Ich war mit der Familie zum Wandern im Restonica Tal, als uns eine Gruppe Läufer entgegenkam. Sie liefen in einem Tempo, das ich nicht auf der Bahn zustande bringe, über den verblockten Wanderpfad. Es wurden immer mehr, bis schließlich am Ende die Schlussläufer mit ein paar Verletzten an uns vorbeihumpelten. Total bekloppt! Das kann man doch nicht laufen, dachte ich damals.
Mitten in Corte verfolgten wir beim Abendessen im Straßencafé den Zieleinlauf der Ultraläuferinnen und Läufer. Total abgekämpft, aber überglücklich überquerten sie die Ziellinie. Irgendwann an diesem Abend habe ich beschlossen, mir diesen Sport mal genauer anzuschauen. Ich hatte Blut geleckt.
Das ist lange her. Aber in Corte habe ich mich tatsächlich in diesen Sport verliebt. Nach Korsika habe ich es aber bisher nie zu einer Veranstaltung geschafft. Dabei kenne ich viele Strecken auf der Insel der Schönheit, die ich auf unseren häufigen Familienurlauben dorthin ausgiebig erkundet habe. Das korsische Aushängeschild ist der Fernwanderweg GR 20. Hart und ruppig geht es auf 180 Km über die korsische Bergwelt. Aber auch die schroffe Westküste hat einiges an spektakulären Trails zu bieten.
Im Oktober kann man beim Corsica Coast Trail (CCT) schon zum zwanzigsten Mal die Insel vom Cap Corse im Norden, bis zur Südspitze in Bonifacio entdecken. Sechs Etappen erschließen dabei die schönsten Abschnitte und bieten mit moderaten Tagesetappen zwischen 12 und 50 Kilometern den perfekten Abschluss einer harten Saison.

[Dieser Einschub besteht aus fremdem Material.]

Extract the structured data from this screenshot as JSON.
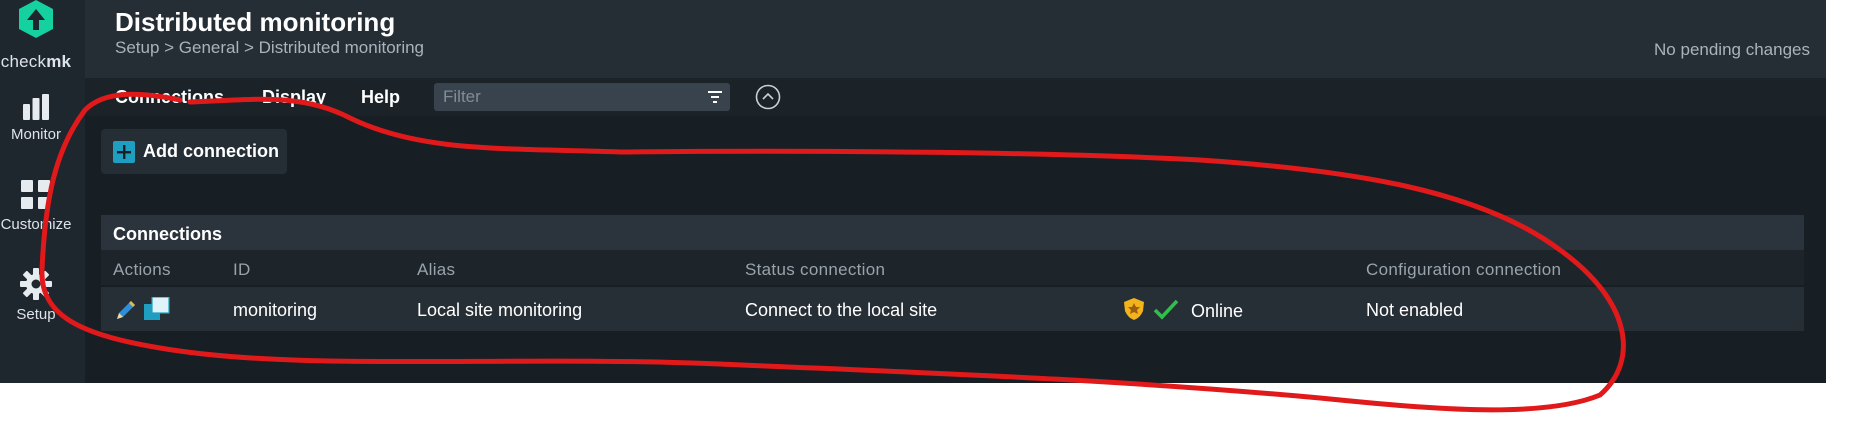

Schon beim Betrachten der Streckenkarte komme ich ins Schwärmen und es fällt mir nicht schwer, meine Lauffreunde Burkhard und Astrid für den Lauf zu begeistern.
Wir starten am Flughafen in Straßburg und sind nach einem kurzen Flug in Bastia, wo uns ein Shuttle erwartet. Yola vom Physioteam fährt uns im strömenden Regen entlang der Küste des Cap Corse zu unserem ersten Hotel in Macinghju (korsiche Schreibweise) oder Macinaggio, wo wir auf die anderen Teilnehmenden treffen. Etwa die Hälfte läuft die komplette Woche. Die andere Hälfte läuft nur den Trail Nord, also die ersten drei Etappen. Wir sind die einzigen Deutschen. Ansonsten gibt es noch Hans aus Belgien. Der Rest kommt aus Frankreich.
Maccinaggio war schon zu Römerzeiten ein Hafen. Von hier wurde Wein und Olivenöl nach Italien verschifft. Zum Wohnen war es an der Küste aber wegen der häufigen Piratenüberfälle zu gefährlich. Dazu verschanzte man sich lieber in den schwer zugänglichen Bergdörfern. Hier beginnt die erste Etappe unseres korsischen Abenteuers auf dem Sentier des Douaniers (Zöllnerpfad), der zur Bekämpfung des illegalen Handels entlang der kompletten Küste angelegt wurde.
Nach dem Frühstück laden wir unser Gepäck in den Bus. Das Dropbag für die Zielankunft legen wir auf unseren Sitz. Das wird ab jetzt Standard. Dann schlendern wir an den Hafen, wo am Strand gerade der Startbogen aufgeblasen wird. Ein paar Wolken und der nasse Sand erinnern an den Regen, der bis heute Morgen angehalten hat. Aber die Sonnen blinzelt immer wieder durch die Lücken. Perfektes Laufwetter.
Ein letztes Briefing und schon starten wir durch tiefen Sand zu unserer ersten Etappe. Anfangs geht es recht flach entlang schöner Sandstrände. Auf den Pfaden stehen noch große Pfützen, denen man aber leicht ausweichen kann. In ständigem Auf und Ab laufen wir von Bucht zu Bucht. Immer in Sichtweite sind die Reste von Genuesertürmen, die früher untereinander Sichtverbindung hatten, um vor den nordafrikanischen Piraten zu warnen. Kommuniziert wurde mit optischen Signalen.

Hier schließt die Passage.